As part of a recent security blitz we set up TLS 1.2 on all of our servers. Last night I flipped the "Force Encryption" flag on all of our SQL Servers and since then I've had a weird issue with linked servers.
I have two servers;
-
Server A running SQL Server 2016 SP2 CU3
-
Server B running SQL Server 2012 SP4
Both have the correct encryption certificates on them, both have have the necessary registry edits to disable SSL and TLS 1.0 & 1.1, leaving just TLS 1.2 enabled. Both have the certificate set in SQL Server Config Mgr and "Force Encryption" set.
The linked server from Server A to B (2016 to 2012) works fine.
The linked server from Server B to A (2012 to 2016) shows the server and lists the databases, but any attempt to query the tables over that linked server generates the error:
TCP Provider: The specified network name is no longer available. (Microsoft SQL Server, Error: 64)
I can however start a SQL Server Management Studio session on Server B and connect to Server A just fine. So its only the linked server that is having the problem.

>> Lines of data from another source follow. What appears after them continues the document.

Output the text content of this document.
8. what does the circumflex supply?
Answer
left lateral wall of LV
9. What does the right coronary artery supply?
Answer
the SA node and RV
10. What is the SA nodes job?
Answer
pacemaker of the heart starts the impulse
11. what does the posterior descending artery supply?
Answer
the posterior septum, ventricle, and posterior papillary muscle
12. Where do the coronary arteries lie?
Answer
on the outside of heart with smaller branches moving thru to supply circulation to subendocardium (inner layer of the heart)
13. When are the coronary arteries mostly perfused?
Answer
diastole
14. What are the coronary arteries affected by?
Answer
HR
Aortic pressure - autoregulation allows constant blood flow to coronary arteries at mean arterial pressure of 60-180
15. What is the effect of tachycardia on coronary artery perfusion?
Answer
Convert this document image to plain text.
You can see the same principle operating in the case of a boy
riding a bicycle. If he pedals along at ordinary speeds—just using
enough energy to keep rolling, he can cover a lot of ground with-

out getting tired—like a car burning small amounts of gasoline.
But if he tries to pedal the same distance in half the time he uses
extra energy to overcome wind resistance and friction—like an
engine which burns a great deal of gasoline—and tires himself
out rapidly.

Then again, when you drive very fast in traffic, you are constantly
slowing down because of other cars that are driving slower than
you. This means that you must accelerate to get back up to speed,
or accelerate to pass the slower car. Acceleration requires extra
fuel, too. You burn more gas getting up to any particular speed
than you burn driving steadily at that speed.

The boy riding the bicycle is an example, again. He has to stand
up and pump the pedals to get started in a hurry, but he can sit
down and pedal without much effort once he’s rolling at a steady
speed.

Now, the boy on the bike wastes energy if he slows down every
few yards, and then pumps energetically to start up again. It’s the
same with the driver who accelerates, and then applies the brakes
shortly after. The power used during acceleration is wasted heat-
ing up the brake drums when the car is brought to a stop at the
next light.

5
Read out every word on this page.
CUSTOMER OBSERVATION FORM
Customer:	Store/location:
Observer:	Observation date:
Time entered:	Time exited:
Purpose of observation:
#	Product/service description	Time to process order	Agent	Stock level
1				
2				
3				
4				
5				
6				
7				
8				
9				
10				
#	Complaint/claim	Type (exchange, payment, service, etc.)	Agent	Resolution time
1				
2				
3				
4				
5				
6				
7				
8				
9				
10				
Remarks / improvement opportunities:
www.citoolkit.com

I checked the extended events on Server A and I can see the trace event for the SSL handshake coming from Server B using TLS 1.2, so the connection request is clearly coming in with the correct encryption set.
Googling the error seems to indicate a name resolution issue, so I tried setting up other linked servers using both the FQDN and the IP address, but neither resolved the issue.
Any help at this point would save what remaining hair I have left.
To eliminate network issues, I went to one of my 2016 servers that has a 2012 instance on it for backward compatibility. The same issue. the 2016 instance can query a linked server to the 2012 instance. The 2012 instance cannot query a linked server to the 2016 instance. A second test between two 2016 instances had the same issue too.
The SQL Server Client Version is 11.4.7462.6.
Registry Settings:
[HKEY_LOCAL_MACHINE\SYSTEM\CurrentControlSet\Control\SecurityProviders\SCHANNEL\Protocols\TLS 1.0]
[HKEY_LOCAL_MACHINE\SYSTEM\CurrentControlSet\Control\SecurityProviders\SCHANNEL\Protocols\TLS 1.0\Client]
"DisabledByDefault"=dword:00000001
"Enabled"=dword:00000000
[HKEY_LOCAL_MACHINE\SYSTEM\CurrentControlSet\Control\SecurityProviders\SCHANNEL\Protocols\TLS 1.0\Server]
"DisabledByDefault"=dword:00000001
"Enabled"=dword:00000000
[HKEY_LOCAL_MACHINE\SYSTEM\CurrentControlSet\Control\SecurityProviders\SCHANNEL\Protocols\TLS 1.1]
[HKEY_LOCAL_MACHINE\SYSTEM\CurrentControlSet\Control\SecurityProviders\SCHANNEL\Protocols\TLS 1.1\Client]
"DisabledByDefault"=dword:00000001
"Enabled"=dword:00000000
[HKEY_LOCAL_MACHINE\SYSTEM\CurrentControlSet\Control\SecurityProviders\SCHANNEL\Protocols\TLS 1.1\Server]
"DisabledByDefault"=dword:00000001
"Enabled"=dword:00000000
[HKEY_LOCAL_MACHINE\SYSTEM\CurrentControlSet\Control\SecurityProviders\SCHANNEL\Protocols\TLS 1.2]
[HKEY_LOCAL_MACHINE\SYSTEM\CurrentControlSet\Control\SecurityProviders\SCHANNEL\Protocols\TLS 1.2\Client]
"DisabledByDefault"=dword:00000000
"Enabled"=dword:00000001
[HKEY_LOCAL_MACHINE\SYSTEM\CurrentControlSet\Control\SecurityProviders\SCHANNEL\Protocols\TLS 1.2\Server]
"DisabledByDefault"=dword:00000000
"Enabled"=dword:00000001
Best Answer
Are you familiar with using any tools such as netmon, wireshark, or netsh? You might want to do a capture as you replicate this issue. Something that sticks out in my mind is Server B might be trying to hit something external to the mix (i.e. Certificate Revocation List CRL check) and that call is failing. A CRL check takes place on the client side of the equation - in this case Server B is the client. If you are able to run a trace you probably want to filter for tcp resets where the client (Server B) is involved. In wireshark a filter for this would look like tcp.flags.reset == 1 and ip.addr == 10.X.X.X where 10.X.X.X would be the ip address of Server B.